- Developer(s): Ignite Game Technologies
- Platform(s): Microsoft Windows
- Genre(s): Racing
- Mode(s): Single-player, multiplayer

= Simraceway =

2011 video game

Simraceway was an online racing simulation that hosted live, multiplayer racing events. The race environment was developed by Ignite Game Technologies, Inc. The service used a client-server software model similar to popular online games such as World of Warcraft allowing the racing environment to be continually updated.

Simraceway allowed racers to compete online for free or prize-based competitions monitored by professional race marshals who encouraged fair, competitive racing. The service was free to join and went into full release in November 2011. The servers were shut down on August 14, 2016.

==Gameplay==
Simraceway offered multiplayer auto racing over the internet and used laser scanned tracks for millimeter accuracy of the racing surface to provide a realistic experience. The environment also used unique skill quantification technology to enable highly accurate player skill matching. The platform was designed for both amateur and professional racing drivers.

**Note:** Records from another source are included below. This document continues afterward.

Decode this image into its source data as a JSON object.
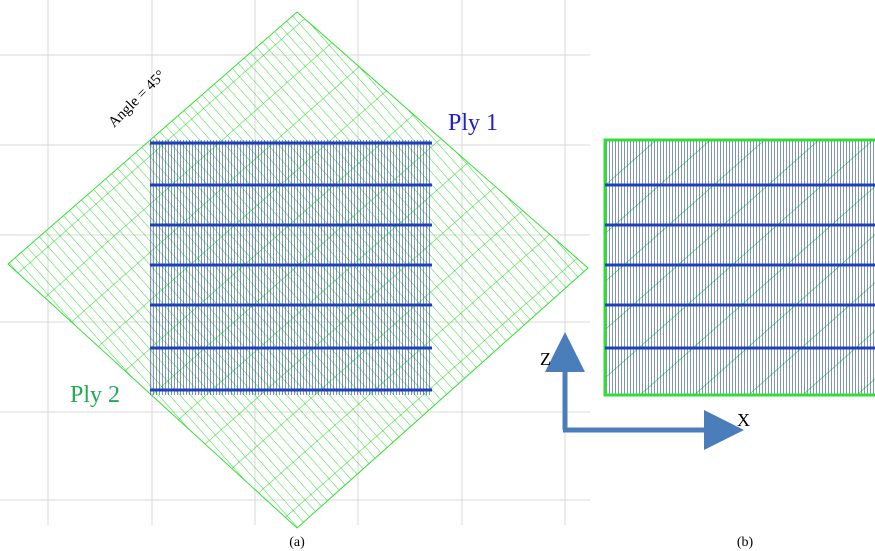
{
  "labels": {
    "angle": "Angle = 45°",
    "ply1": "Ply 1",
    "ply2": "Ply 2",
    "z_axis": "Z",
    "x_axis": "X"
  },
  "captions": [
    "(a)",
    "(b)"
  ]
}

===Professional consultants===
Two individuals with experience in autosport racing were consultants in developing the game in 2011. In August, two-time Indy 500 winner Dan Wheldon signed on to the Simraceway team to help design the gameplay experience and develop the physics engine. In October, Dario Franchitti signed on to the Simraceway team to help with the design of the tracks, cars and overall gameplay experience.

==Tracks==
In addition to original blueprints of many tracks, developers used laser scanning technology to achieve millimeter-accurate precision track recreations. Simraceway featured 30 laser scanned and fictional circuits, such as Mid-Ohio, Daytona International Speedway, Brno and more.

==Licensing==

Ignite Game Technologies signed deals to include modern and historic licensed content from a variety of car and racing brands including Bentley, Bugatti, Ford, Mitsubishi, Saleen and Volkswagen. Models included F1, Indycar & GT race cars as well as various street cars. In November 2011 Simraceway licensed the entire catalogue (60) of McLaren group vehicles (both F1 and automotive divisions). For realism, vehicles were laser scanned and custom sound recorded.

==Peripherals==
In November 2011 SteelSeries and Simraceway formed a partnership to release the "SteelSeries Simraceway SRW-S1" steering wheel, an officially branded, motion sensing steering wheel.

==Racing facility==

Simraceway racing facility

In August 2011, Simraceway teamed up with Jim Russell driving school and opened a 30,000 square-foot performance driving facility at Infineon Raceway in Sonoma, Calif. It offers 70 vehicles ranging from Karts to the Mitsubishi Lancer Evolution to a fleet of custom-built Lola-engineered Formula Three racing cars and is the largest single user of Infineon Raceway.